Thanks for all your input....definitely some great feedback! It just goes to show what a nightmare this disease is as far as having to make decisions. My husband had been leaning strongly toward having surgery, but is now seeming to heavily favor brachy as his treatment of choice. He's repeating his PSA on the 28th, and we're meeting again with the Rad. Onc. on the 29th.
Initially, I didn't feel that Brachy was a good option for him at his young age. I work in the field, but admittedly, I hadn't kept up with all the research for the last few years after going from full-time to casual, and after being off with knee operations for a couple of years. After doing some reading, and discussing brachy with the Rad. Onc., my thinking has changed. Here are some points that seem to be coming through in the most current literature that are making me feel that Brachy is a valid option. I encourage and welcome any comments (pro or con)!
- There is virtually NO increased risk of developing secondary cancers post-brachy (one study quoted 1 in 300). The dose fall-off from the seeds is very short, and improved treatment planning and intraoperative seed placement has greatly decreased the dose to the bladder and rectum (the two main areas for concern), while increasing the dose to the prostate with improved accuracy in seed distribution.
-If the 10 year survival is similar as that for surgery, it stands to reason that any PSA recurrence after that time is likely to be caused from disease that was already beyond the prostate and in the blood stream initially (as with surgery). Also, they are able to implant seeds around the capsule for a margin of approx. 5mm, thus treating ECE that may already be present.
- The risk of local, persistent disease or local recurrent disease is extremely low, so the argument from the uros that you can't have surgery after brachy is a bit of a moot point. Of course there are exceptions, but the risk is small.
- The side effects (especially ED) seem to be less disturbing for brachy....at least initially. It also seems that ED that develops over the course of time with brachy responds better to meds (Viagra, Levitra) than in some patients who undergo surgery.
As I've said, no decision has been made yet with regard to treatment, but I can't help but feel that the BIGGEST advantage of surgery over brachy in some instances is psychological (i.e. "get it out of there!"). The other obvious advantages are that you can rely on your PSA readings to monitor your treatment immediately after surgery, and you also get a full post-op path. report.
With brachy, you have to be emotionally strong enough to deal with potential PSA "bounces", and a slower reduction of PSA to a point where it is once again a valuable monitoring too. I can't really see any long-term risk associated with leaving an essentially "dead", non-functioning organ in place.

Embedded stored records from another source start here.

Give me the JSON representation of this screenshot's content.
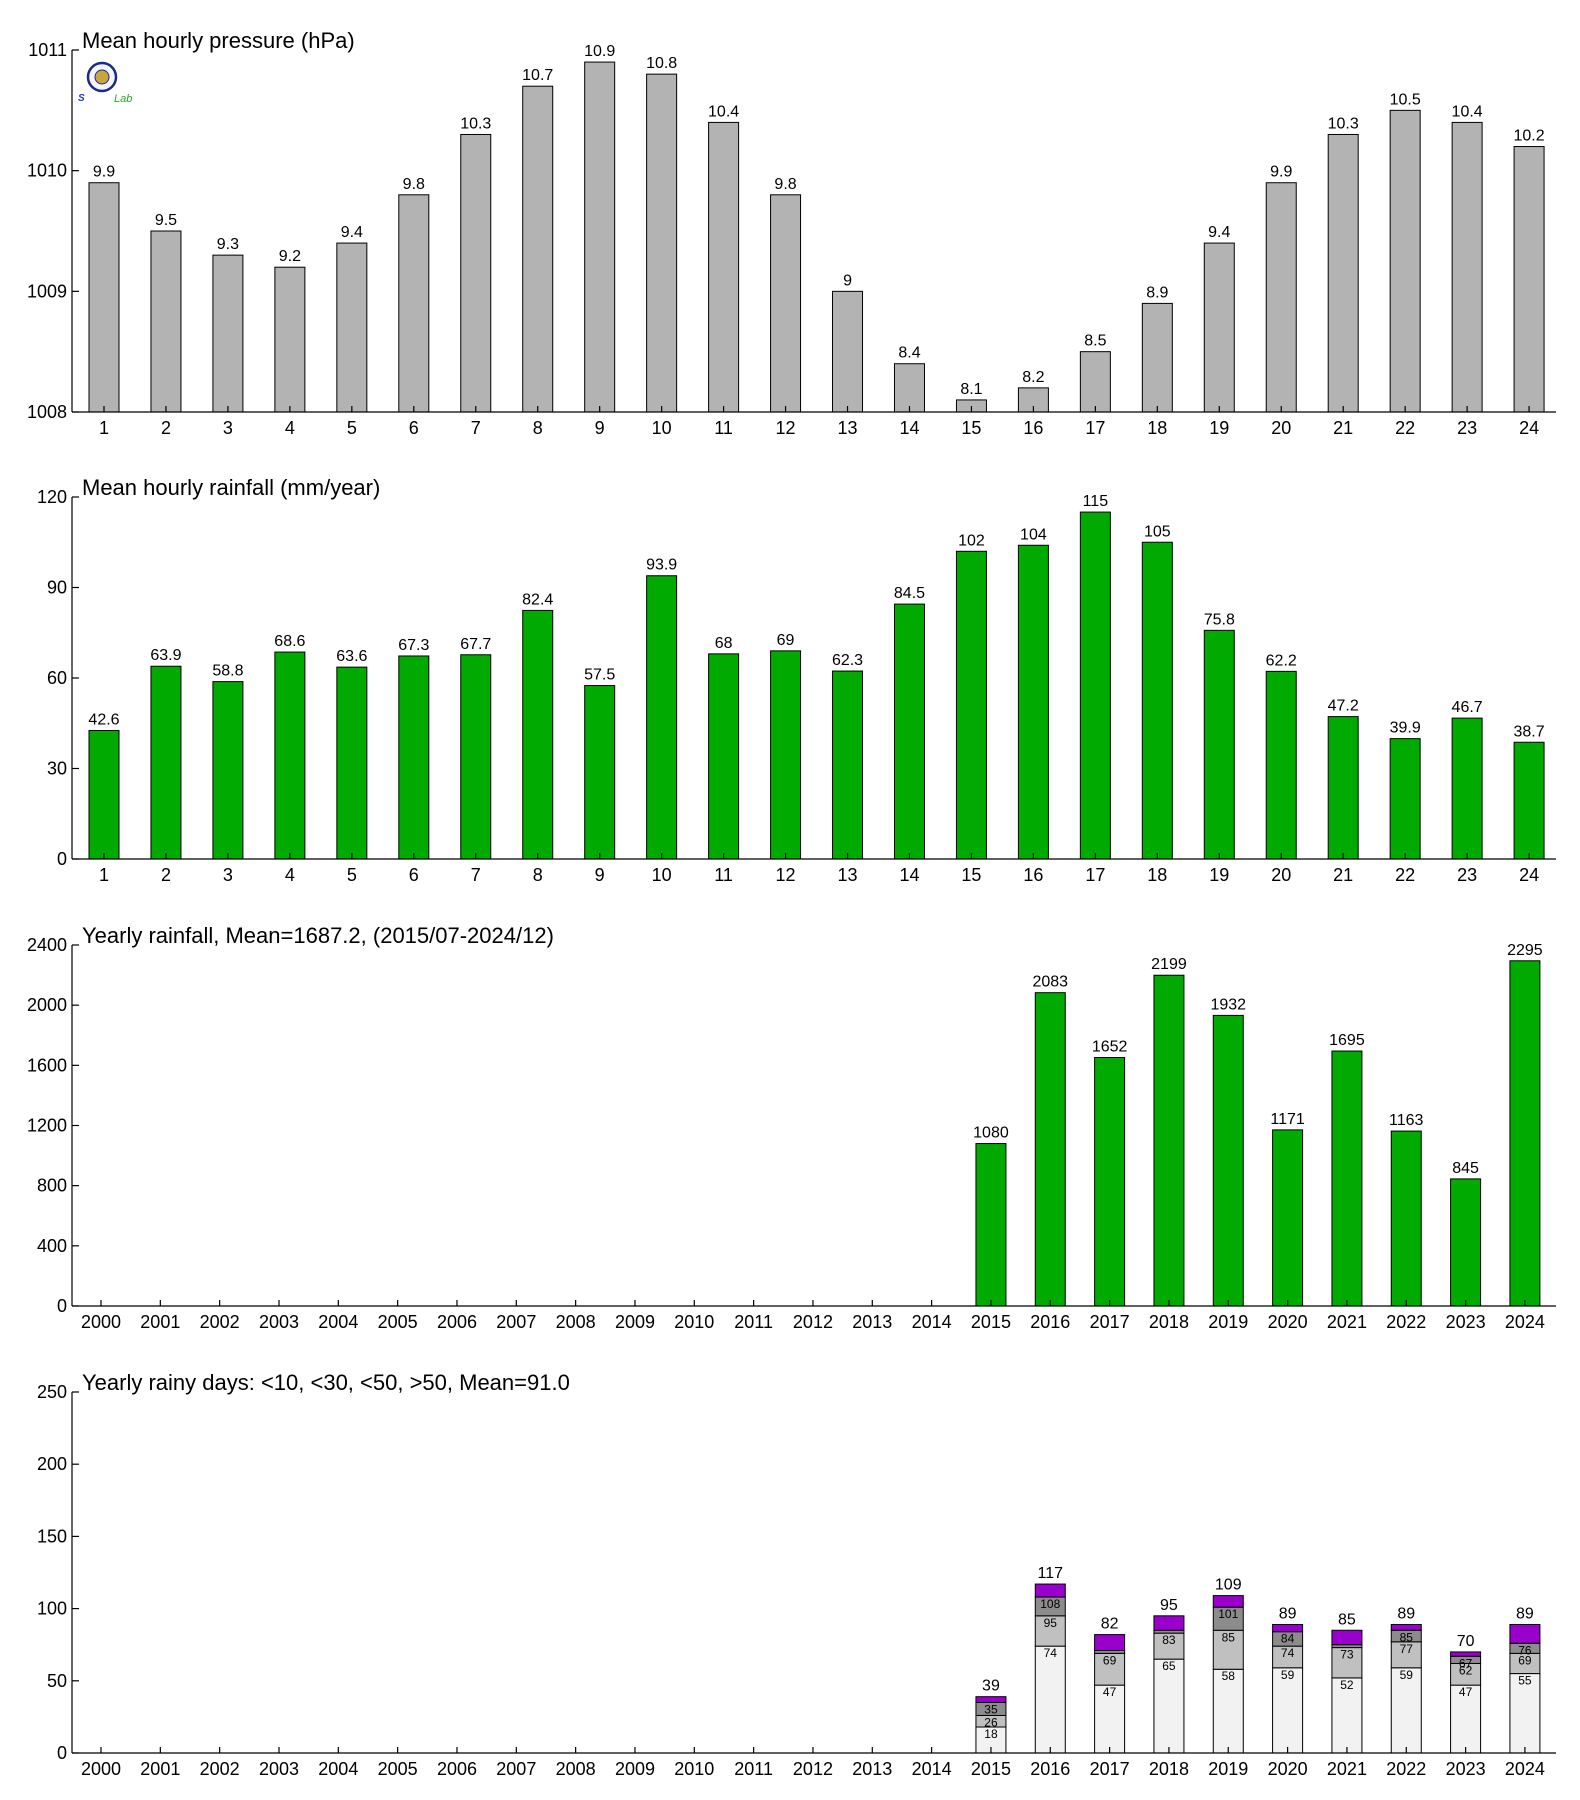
{
  "logo": {
    "text": "Lab"
  },
  "chart_data": [
    {
      "type": "bar",
      "title": "Mean hourly pressure (hPa)",
      "categories": [
        "1",
        "2",
        "3",
        "4",
        "5",
        "6",
        "7",
        "8",
        "9",
        "10",
        "11",
        "12",
        "13",
        "14",
        "15",
        "16",
        "17",
        "18",
        "19",
        "20",
        "21",
        "22",
        "23",
        "24"
      ],
      "values": [
        1009.9,
        1009.5,
        1009.3,
        1009.2,
        1009.4,
        1009.8,
        1010.3,
        1010.7,
        1010.9,
        1010.8,
        1010.4,
        1009.8,
        1009,
        1008.4,
        1008.1,
        1008.2,
        1008.5,
        1008.9,
        1009.4,
        1009.9,
        1010.3,
        1010.5,
        1010.4,
        1010.2
      ],
      "value_labels": [
        "9.9",
        "9.5",
        "9.3",
        "9.2",
        "9.4",
        "9.8",
        "10.3",
        "10.7",
        "10.9",
        "10.8",
        "10.4",
        "9.8",
        "9",
        "8.4",
        "8.1",
        "8.2",
        "8.5",
        "8.9",
        "9.4",
        "9.9",
        "10.3",
        "10.5",
        "10.4",
        "10.2"
      ],
      "ylim": [
        1008,
        1011
      ],
      "yticks": [
        1008,
        1009,
        1010,
        1011
      ],
      "color": "#b3b3b3"
    },
    {
      "type": "bar",
      "title": "Mean hourly rainfall (mm/year)",
      "categories": [
        "1",
        "2",
        "3",
        "4",
        "5",
        "6",
        "7",
        "8",
        "9",
        "10",
        "11",
        "12",
        "13",
        "14",
        "15",
        "16",
        "17",
        "18",
        "19",
        "20",
        "21",
        "22",
        "23",
        "24"
      ],
      "values": [
        42.6,
        63.9,
        58.8,
        68.6,
        63.6,
        67.3,
        67.7,
        82.4,
        57.5,
        93.9,
        68,
        69,
        62.3,
        84.5,
        102,
        104,
        115,
        105,
        75.8,
        62.2,
        47.2,
        39.9,
        46.7,
        38.7
      ],
      "value_labels": [
        "42.6",
        "63.9",
        "58.8",
        "68.6",
        "63.6",
        "67.3",
        "67.7",
        "82.4",
        "57.5",
        "93.9",
        "68",
        "69",
        "62.3",
        "84.5",
        "102",
        "104",
        "115",
        "105",
        "75.8",
        "62.2",
        "47.2",
        "39.9",
        "46.7",
        "38.7"
      ],
      "ylim": [
        0,
        120
      ],
      "yticks": [
        0,
        30,
        60,
        90,
        120
      ],
      "color": "#00aa00"
    },
    {
      "type": "bar",
      "title": "Yearly rainfall, Mean=1687.2, (2015/07-2024/12)",
      "categories": [
        "2000",
        "2001",
        "2002",
        "2003",
        "2004",
        "2005",
        "2006",
        "2007",
        "2008",
        "2009",
        "2010",
        "2011",
        "2012",
        "2013",
        "2014",
        "2015",
        "2016",
        "2017",
        "2018",
        "2019",
        "2020",
        "2021",
        "2022",
        "2023",
        "2024"
      ],
      "values": [
        null,
        null,
        null,
        null,
        null,
        null,
        null,
        null,
        null,
        null,
        null,
        null,
        null,
        null,
        null,
        1080,
        2083,
        1652,
        2199,
        1932,
        1171,
        1695,
        1163,
        845,
        2295
      ],
      "value_labels": [
        "",
        "",
        "",
        "",
        "",
        "",
        "",
        "",
        "",
        "",
        "",
        "",
        "",
        "",
        "",
        "1080",
        "2083",
        "1652",
        "2199",
        "1932",
        "1171",
        "1695",
        "1163",
        "845",
        "2295"
      ],
      "ylim": [
        0,
        2400
      ],
      "yticks": [
        0,
        400,
        800,
        1200,
        1600,
        2000,
        2400
      ],
      "color": "#00aa00"
    },
    {
      "type": "bar",
      "stacked": true,
      "title": "Yearly rainy days: <10, <30, <50, >50, Mean=91.0",
      "categories": [
        "2000",
        "2001",
        "2002",
        "2003",
        "2004",
        "2005",
        "2006",
        "2007",
        "2008",
        "2009",
        "2010",
        "2011",
        "2012",
        "2013",
        "2014",
        "2015",
        "2016",
        "2017",
        "2018",
        "2019",
        "2020",
        "2021",
        "2022",
        "2023",
        "2024"
      ],
      "cumulative": [
        null,
        null,
        null,
        null,
        null,
        null,
        null,
        null,
        null,
        null,
        null,
        null,
        null,
        null,
        null,
        [
          18,
          26,
          35,
          39
        ],
        [
          74,
          95,
          108,
          117
        ],
        [
          47,
          69,
          71,
          82
        ],
        [
          65,
          83,
          85,
          95
        ],
        [
          58,
          85,
          101,
          109
        ],
        [
          59,
          74,
          84,
          89
        ],
        [
          52,
          73,
          75,
          85
        ],
        [
          59,
          77,
          85,
          89
        ],
        [
          47,
          62,
          67,
          70
        ],
        [
          55,
          69,
          76,
          89
        ]
      ],
      "segment_labels": [
        null,
        null,
        null,
        null,
        null,
        null,
        null,
        null,
        null,
        null,
        null,
        null,
        null,
        null,
        null,
        [
          "18",
          "26",
          "35",
          ""
        ],
        [
          "74",
          "95",
          "108",
          ""
        ],
        [
          "47",
          "69",
          "",
          ""
        ],
        [
          "65",
          "83",
          "",
          ""
        ],
        [
          "58",
          "85",
          "101",
          ""
        ],
        [
          "59",
          "74",
          "84",
          ""
        ],
        [
          "52",
          "73",
          "",
          ""
        ],
        [
          "59",
          "77",
          "85",
          ""
        ],
        [
          "47",
          "62",
          "67",
          ""
        ],
        [
          "55",
          "69",
          "76",
          ""
        ]
      ],
      "totals": [
        "",
        "",
        "",
        "",
        "",
        "",
        "",
        "",
        "",
        "",
        "",
        "",
        "",
        "",
        "",
        "39",
        "117",
        "82",
        "95",
        "109",
        "89",
        "85",
        "89",
        "70",
        "89"
      ],
      "segment_colors": [
        "#f2f2f2",
        "#c0c0c0",
        "#8c8c8c",
        "#9900cc"
      ],
      "ylim": [
        0,
        250
      ],
      "yticks": [
        0,
        50,
        100,
        150,
        200,
        250
      ]
    }
  ]
}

Again, I welcome any discussion!!
-Husband's 1st PSA done (age 45) at routine physical PSA 3.8
-DRE at physical indicated no abnormality other than slightly enlarged
-Consult with urologist Jan. 2010---DRE negative, PSA 3.89
-Biopsy Feb. 10, 2010: T1c, Gleason 3 + 3, 2/10 cores pos. (5% in one core, <5% on other core) 1% of core volume positive, gland size 38.84
-consult with "open" prostatectomy uro March 2010
-2 consults with rad. onc. for Brachy March, Apr. 2010....also discussed AS
-latest PSA reading April 8 4.63
-consult with "robotic" uro Apr. 12....tentative surgery date booked July 8
-Have also booked tentative Brachy date of July 20th.